For me, the Jung that wrote most of the thoughts of these late works is the Jung who cannot touch his head completely to the ground along with his father as they kneel before the exalted throne of Uriah.  Despite the great emotion he felt in the act . . . it was not enough to lead to an effective realization:

"These were the things that awaited me, hidden in the unconscious. I had to submit to this fate, and ought really to have touched my forehead to the floor, so that my submission would be complete. But something prevented me from doing so entirely, and kept me just a millimeter away. Something in me was saying, "All very well, but not entirely." Something in me was defiant and determined not to be a dumb fish . . ."

He goes on to rationalize(!) this with: "Man always has some mental reservation, even in the face of divine decrees. Otherwise, where would be his freedom? And what would be the use of that freedom if it could not threaten Him who threatens it?"  I.e., Jung sees it as some "heroic" (egoic) dissent that keeps him both "free" and perhaps "dumb".  In my opinion, Jung couldn't give up the fantasy of the Great Man as patriarch . . . the ego as free to be stubborn and rebellious against the Self.  But that kind of "freedom" doesn't come from "heroic free will".  It comes from the Demon.  It is the hero which surrenders to the Self.  Jung fails here to see that the Self is not ultimately the biblical Judeo-Christian God with all of His equivocation and undifferentiated, patriarchal affects.  The Self is not so grandiose, is not some sultan on a throne of the psyche.  It is a partner of the ego in the task of living and adapting, and although it is "larger" than the ego, it is wholly dependent on the ego to not let it be sacrificed to the covetous cruelty of the Demon.  The true Self does not need to be treated with the kind of resistance that the patriarchal God image requires to "differentiate" it.  It does not set out to thwart the ego's free will.  It seeks merely to pursue equilibrium with the environment through the ego.  The God/man conflict that Jung sees in the Self is a side-effect of his own grandiosity in thinking the ego a valid opponent or equal to the Self . . . when in fact, the real opponent of the Self is the Demon, with the ego caught between.

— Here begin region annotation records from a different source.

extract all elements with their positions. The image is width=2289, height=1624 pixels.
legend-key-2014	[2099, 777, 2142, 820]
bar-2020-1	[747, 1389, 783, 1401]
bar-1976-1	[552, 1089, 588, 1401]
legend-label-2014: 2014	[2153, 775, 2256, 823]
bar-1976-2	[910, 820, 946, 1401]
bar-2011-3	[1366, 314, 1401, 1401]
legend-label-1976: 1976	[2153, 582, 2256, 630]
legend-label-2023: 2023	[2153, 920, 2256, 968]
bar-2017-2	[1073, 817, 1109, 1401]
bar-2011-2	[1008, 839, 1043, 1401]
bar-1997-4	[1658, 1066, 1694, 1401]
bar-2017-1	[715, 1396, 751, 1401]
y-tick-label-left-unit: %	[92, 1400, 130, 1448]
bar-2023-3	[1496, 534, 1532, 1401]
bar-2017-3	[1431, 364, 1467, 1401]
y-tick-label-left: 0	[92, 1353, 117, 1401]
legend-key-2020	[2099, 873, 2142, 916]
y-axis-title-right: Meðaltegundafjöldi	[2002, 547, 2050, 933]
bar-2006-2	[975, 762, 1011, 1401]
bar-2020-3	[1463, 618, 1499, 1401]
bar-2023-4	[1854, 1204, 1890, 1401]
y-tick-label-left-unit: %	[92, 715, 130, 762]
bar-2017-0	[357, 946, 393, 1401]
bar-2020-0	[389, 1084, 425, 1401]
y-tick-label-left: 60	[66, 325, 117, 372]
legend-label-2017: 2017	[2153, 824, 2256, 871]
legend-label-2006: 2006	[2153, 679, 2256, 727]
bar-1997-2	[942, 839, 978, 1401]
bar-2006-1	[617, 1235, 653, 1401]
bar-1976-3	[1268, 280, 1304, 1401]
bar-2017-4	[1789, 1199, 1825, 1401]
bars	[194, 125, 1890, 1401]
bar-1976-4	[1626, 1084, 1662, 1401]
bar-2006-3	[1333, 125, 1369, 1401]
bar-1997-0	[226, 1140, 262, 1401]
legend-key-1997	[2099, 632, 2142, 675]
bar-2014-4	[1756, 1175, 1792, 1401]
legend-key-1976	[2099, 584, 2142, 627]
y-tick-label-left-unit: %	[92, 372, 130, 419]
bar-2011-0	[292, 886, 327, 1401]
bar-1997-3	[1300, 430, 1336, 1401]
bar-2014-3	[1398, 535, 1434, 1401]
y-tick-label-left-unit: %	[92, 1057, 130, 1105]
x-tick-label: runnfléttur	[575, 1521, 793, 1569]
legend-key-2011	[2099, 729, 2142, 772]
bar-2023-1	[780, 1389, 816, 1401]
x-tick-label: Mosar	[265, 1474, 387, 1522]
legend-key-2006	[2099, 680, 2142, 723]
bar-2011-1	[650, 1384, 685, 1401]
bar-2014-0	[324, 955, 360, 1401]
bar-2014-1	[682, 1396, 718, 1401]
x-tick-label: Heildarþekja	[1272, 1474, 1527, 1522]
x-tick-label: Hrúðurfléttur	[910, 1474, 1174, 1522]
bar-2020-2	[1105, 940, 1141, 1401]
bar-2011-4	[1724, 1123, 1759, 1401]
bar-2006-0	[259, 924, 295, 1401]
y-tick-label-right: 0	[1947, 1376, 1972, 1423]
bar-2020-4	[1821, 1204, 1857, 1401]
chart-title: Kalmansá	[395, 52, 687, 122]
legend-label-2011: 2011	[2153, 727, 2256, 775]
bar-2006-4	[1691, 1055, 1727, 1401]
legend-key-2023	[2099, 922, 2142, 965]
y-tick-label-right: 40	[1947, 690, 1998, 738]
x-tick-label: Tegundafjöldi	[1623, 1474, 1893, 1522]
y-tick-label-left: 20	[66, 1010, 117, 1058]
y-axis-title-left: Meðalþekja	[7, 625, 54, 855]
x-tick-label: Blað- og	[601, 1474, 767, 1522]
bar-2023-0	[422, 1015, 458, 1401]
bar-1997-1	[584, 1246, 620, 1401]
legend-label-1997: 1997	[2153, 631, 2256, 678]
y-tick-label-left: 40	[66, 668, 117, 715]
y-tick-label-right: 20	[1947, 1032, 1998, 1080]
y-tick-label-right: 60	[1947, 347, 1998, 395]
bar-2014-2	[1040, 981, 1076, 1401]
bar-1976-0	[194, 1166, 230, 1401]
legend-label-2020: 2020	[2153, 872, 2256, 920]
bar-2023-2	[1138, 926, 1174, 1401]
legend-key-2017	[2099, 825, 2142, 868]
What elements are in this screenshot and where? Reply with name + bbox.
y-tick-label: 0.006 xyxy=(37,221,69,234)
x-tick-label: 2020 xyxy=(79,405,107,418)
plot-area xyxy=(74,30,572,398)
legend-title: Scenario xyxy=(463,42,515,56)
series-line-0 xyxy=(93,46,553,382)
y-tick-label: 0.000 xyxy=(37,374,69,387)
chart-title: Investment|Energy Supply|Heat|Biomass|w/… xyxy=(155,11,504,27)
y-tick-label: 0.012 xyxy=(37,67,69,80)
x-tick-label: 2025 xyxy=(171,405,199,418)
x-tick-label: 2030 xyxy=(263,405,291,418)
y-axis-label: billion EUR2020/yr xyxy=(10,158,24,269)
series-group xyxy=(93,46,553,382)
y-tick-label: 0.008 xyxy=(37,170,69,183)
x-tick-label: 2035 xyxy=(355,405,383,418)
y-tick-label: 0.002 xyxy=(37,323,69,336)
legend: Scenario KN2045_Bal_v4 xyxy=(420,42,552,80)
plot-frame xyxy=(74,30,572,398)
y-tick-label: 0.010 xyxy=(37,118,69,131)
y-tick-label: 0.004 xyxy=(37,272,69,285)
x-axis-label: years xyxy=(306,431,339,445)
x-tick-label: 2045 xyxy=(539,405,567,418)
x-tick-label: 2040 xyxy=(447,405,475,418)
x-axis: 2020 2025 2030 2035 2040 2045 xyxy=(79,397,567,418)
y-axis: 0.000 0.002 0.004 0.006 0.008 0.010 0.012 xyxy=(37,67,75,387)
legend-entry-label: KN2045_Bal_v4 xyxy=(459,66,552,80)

Of course, as the dream says, Jung came close to embracing this kind of understanding of the Self.  He is only a "millimeter" away.  But that is also a very large and significant millimeter when translated into Jung's theory-making.  That millimeter has compounded itself enormously in the Jungian understanding of the psyche prevailing today.  That is, the Jungian understanding of the relationship between egoism and grandiosity/inflation is impaired as if the impairment grew exponentially from the much smaller flaw in Jung's perspectives on these things.  Even as no one has elaborated the ego/Self relationship as extensively as Jungians have, there is still the sense that very little has been grasped and many of the differentiations made are inadequate.  In getting so close to understanding the ego/Self dynamic, somehow Jungians have managed to find themselves miles away from where they would need to be to have a valid and functional theory of that dynamic (one that, for instance, could have scientific value and not merely be a matter of faith and tribal indoctrination).  Individuation (as the progressing relationship between ego and Self) remains an esoteric concept . . . and many Jungians have been abandoning it piece by piece.  The millimeter of space between Jung's forehead and the floor has been an unraveling yarn resulting in a Jungian sweater greatly unwoven.